Empiricism is just one small portion of rationality & science, and unfortunately for you, doesn't encompass it as a whole.
and "Epistemology is not necessary for forming an opinion"
...which is absolutely true, but then, as proponents of the oh-so-great ideals of science, logic and rationality, just because you believe something (in this case whether god does not does not exist), doesn't make it true, and having holding such a belief when you do not have all the information is contrary to the position of science, logic and rationality! If one wanted to be scientific and logical about it (which again, just in case you missed it, doesn't mean to be empirical about it), if you don't have knowledge of the existence of God(s) (you are agnostic), you can't have an opinion one way or another for something you do not have the complete knowledge about! Until further information is available, you HAVE to say "I don't know".
Otherwise the entire foundation of science and rationality might as well be guesswork!
So with "you lot" giving nothing more than opinions, or counter-sources to sources, I don't think "us lot" are any worse off.
PS: Madness, the false dichotomy, or fallacy of the excluded middle would only work if BigWhammy had given an either/or option. He DID provide a third one (in this case, "I don't know"), so isn't a false dichotomy.
Originally posted by Cosmic.Artifact
science is but a philosophy, logic is based in philosophy and established by majority...
It's still an excluded middle fallacy as you're limiting the number of options.
And again, you're ignoring that there are agnostic atheism, agnostic theism, gnostic atheism, and gnostic theism.

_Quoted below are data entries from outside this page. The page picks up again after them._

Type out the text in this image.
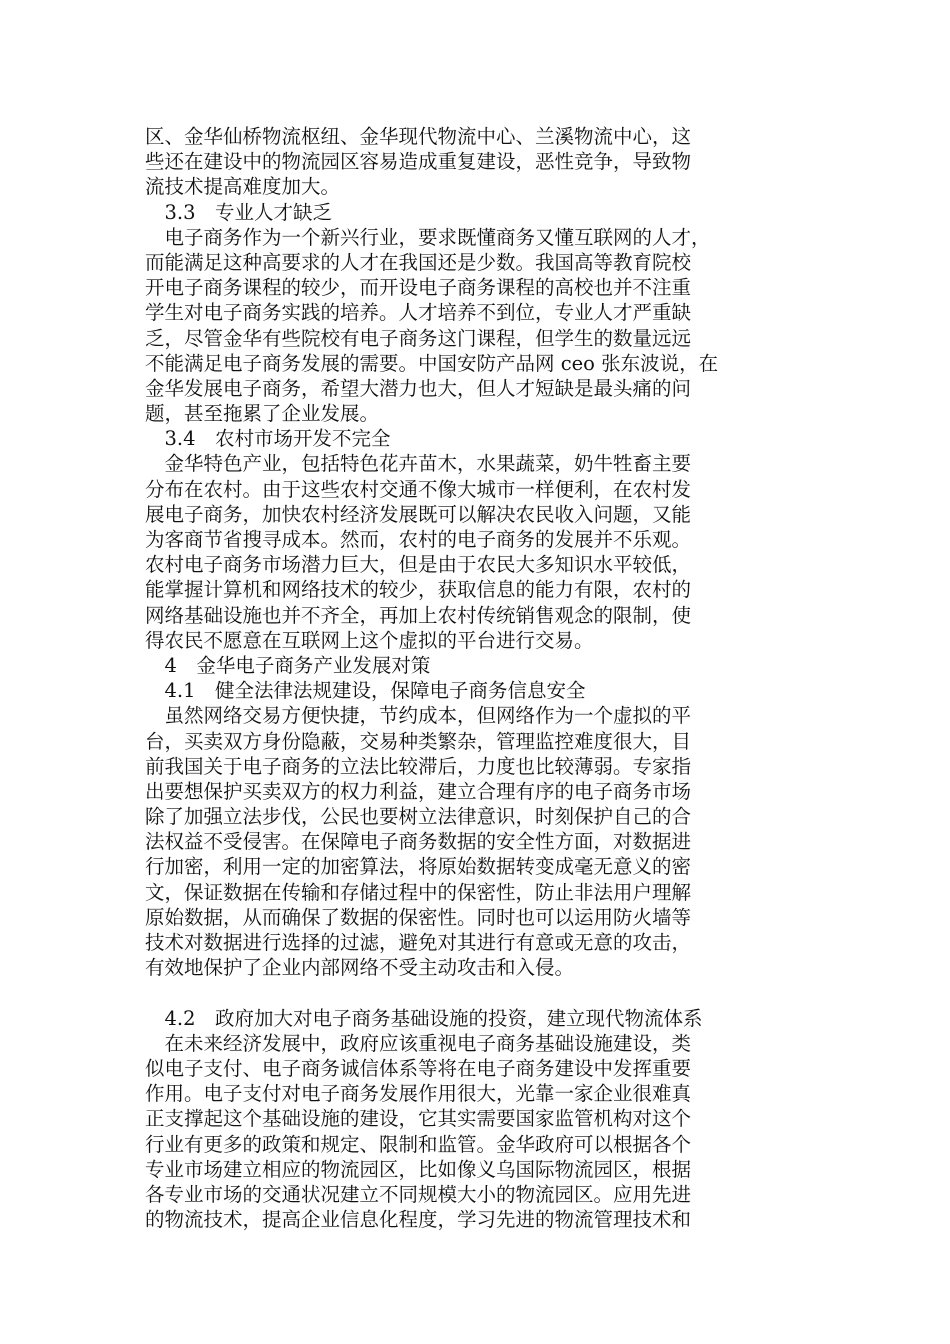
区、金华仙桥物流枢纽、金华现代物流中心、兰溪物流中心，这
些还在建设中的物流园区容易造成重复建设，恶性竞争，导致物
流技术提高难度加大。
　3.3　专业人才缺乏
　电子商务作为一个新兴行业，要求既懂商务又懂互联网的人才，
而能满足这种高要求的人才在我国还是少数。我国高等教育院校
开电子商务课程的较少，而开设电子商务课程的高校也并不注重
学生对电子商务实践的培养。人才培养不到位，专业人才严重缺
乏，尽管金华有些院校有电子商务这门课程，但学生的数量远远
不能满足电子商务发展的需要。中国安防产品网 ceo 张东波说，在
金华发展电子商务，希望大潜力也大，但人才短缺是最头痛的问
题，甚至拖累了企业发展。
　3.4　农村市场开发不完全
　金华特色产业，包括特色花卉苗木，水果蔬菜，奶牛牲畜主要
分布在农村。由于这些农村交通不像大城市一样便利，在农村发
展电子商务，加快农村经济发展既可以解决农民收入问题，又能
为客商节省搜寻成本。然而，农村的电子商务的发展并不乐观。
农村电子商务市场潜力巨大，但是由于农民大多知识水平较低，
能掌握计算机和网络技术的较少，获取信息的能力有限，农村的
网络基础设施也并不齐全，再加上农村传统销售观念的限制，使
得农民不愿意在互联网上这个虚拟的平台进行交易。
　4　金华电子商务产业发展对策
　4.1　健全法律法规建设，保障电子商务信息安全
　虽然网络交易方便快捷，节约成本，但网络作为一个虚拟的平
台，买卖双方身份隐蔽，交易种类繁杂，管理监控难度很大，目
前我国关于电子商务的立法比较滞后，力度也比较薄弱。专家指
出要想保护买卖双方的权力利益，建立合理有序的电子商务市场
除了加强立法步伐，公民也要树立法律意识，时刻保护自己的合
法权益不受侵害。在保障电子商务数据的安全性方面，对数据进
行加密，利用一定的加密算法，将原始数据转变成毫无意义的密
文，保证数据在传输和存储过程中的保密性，防止非法用户理解
原始数据，从而确保了数据的保密性。同时也可以运用防火墙等
技术对数据进行选择的过滤，避免对其进行有意或无意的攻击，
有效地保护了企业内部网络不受主动攻击和入侵。
　4.2　政府加大对电子商务基础设施的投资，建立现代物流体系
　在未来经济发展中，政府应该重视电子商务基础设施建设，类
似电子支付、电子商务诚信体系等将在电子商务建设中发挥重要
作用。电子支付对电子商务发展作用很大，光靠一家企业很难真
正支撑起这个基础设施的建设，它其实需要国家监管机构对这个
行业有更多的政策和规定、限制和监管。金华政府可以根据各个
专业市场建立相应的物流园区，比如像义乌国际物流园区，根据
各专业市场的交通状况建立不同规模大小的物流园区。应用先进
的物流技术，提高企业信息化程度，学习先进的物流管理技术和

Please, show me where I attempt to discredit the monotheistic God. I have claimed that omniscience and omnipotence are contradictory, but that is a philosophical issue.
I'll keep showing how ignorant of the most basic precepts of philosophy you are until the cows come home, don't worry. I've dealt with far more ignorant and stubborn users before.
Originally posted by babloyi
Someone earlier in this thread went through the various combinations of "a/gnostic" and "a/theistic", but they missed out a few, because including them would show how weird such a position is:
Where is the gnostic-atheist who knows that god/s exists, but does not believe?
Can a person logically say "God exists, but I do not believe God exists"?
atheist – noun
a person who denies or disbelieves the existence of a supreme being or beings.
An atheist is one who denies the existence of a deity or of divine beings.
a person who does not believe in God or gods
agnostic - noun
a person who holds that the existence of the ultimate cause, as god, and the essential nature of things are unknown and unknowable, or that human knowledge is limited to experience.
one who professes that the existence of a First Cause and the essential nature of things are not and cannot be known.
theist –noun
the belief in one god as the creator and ruler of the universe, without rejection of revelation
belief in the existence of a god or gods
belief in a deity
deism - noun
belief in the existence of a god on the evidence of reason and nature only, with rejection of supernatural revelation
belief in a God who created the world but has since remained indifferent to it
belief in the existence of God based solely on natural reason, without reference to revelation
The belief that God has created the universe but remains apart from it and permits his creation to administer itself through natural laws. Deism thus rejects the supernatural aspects of religion, such as belief in revelation in the Bible, and stresses the importance of ethical conduct.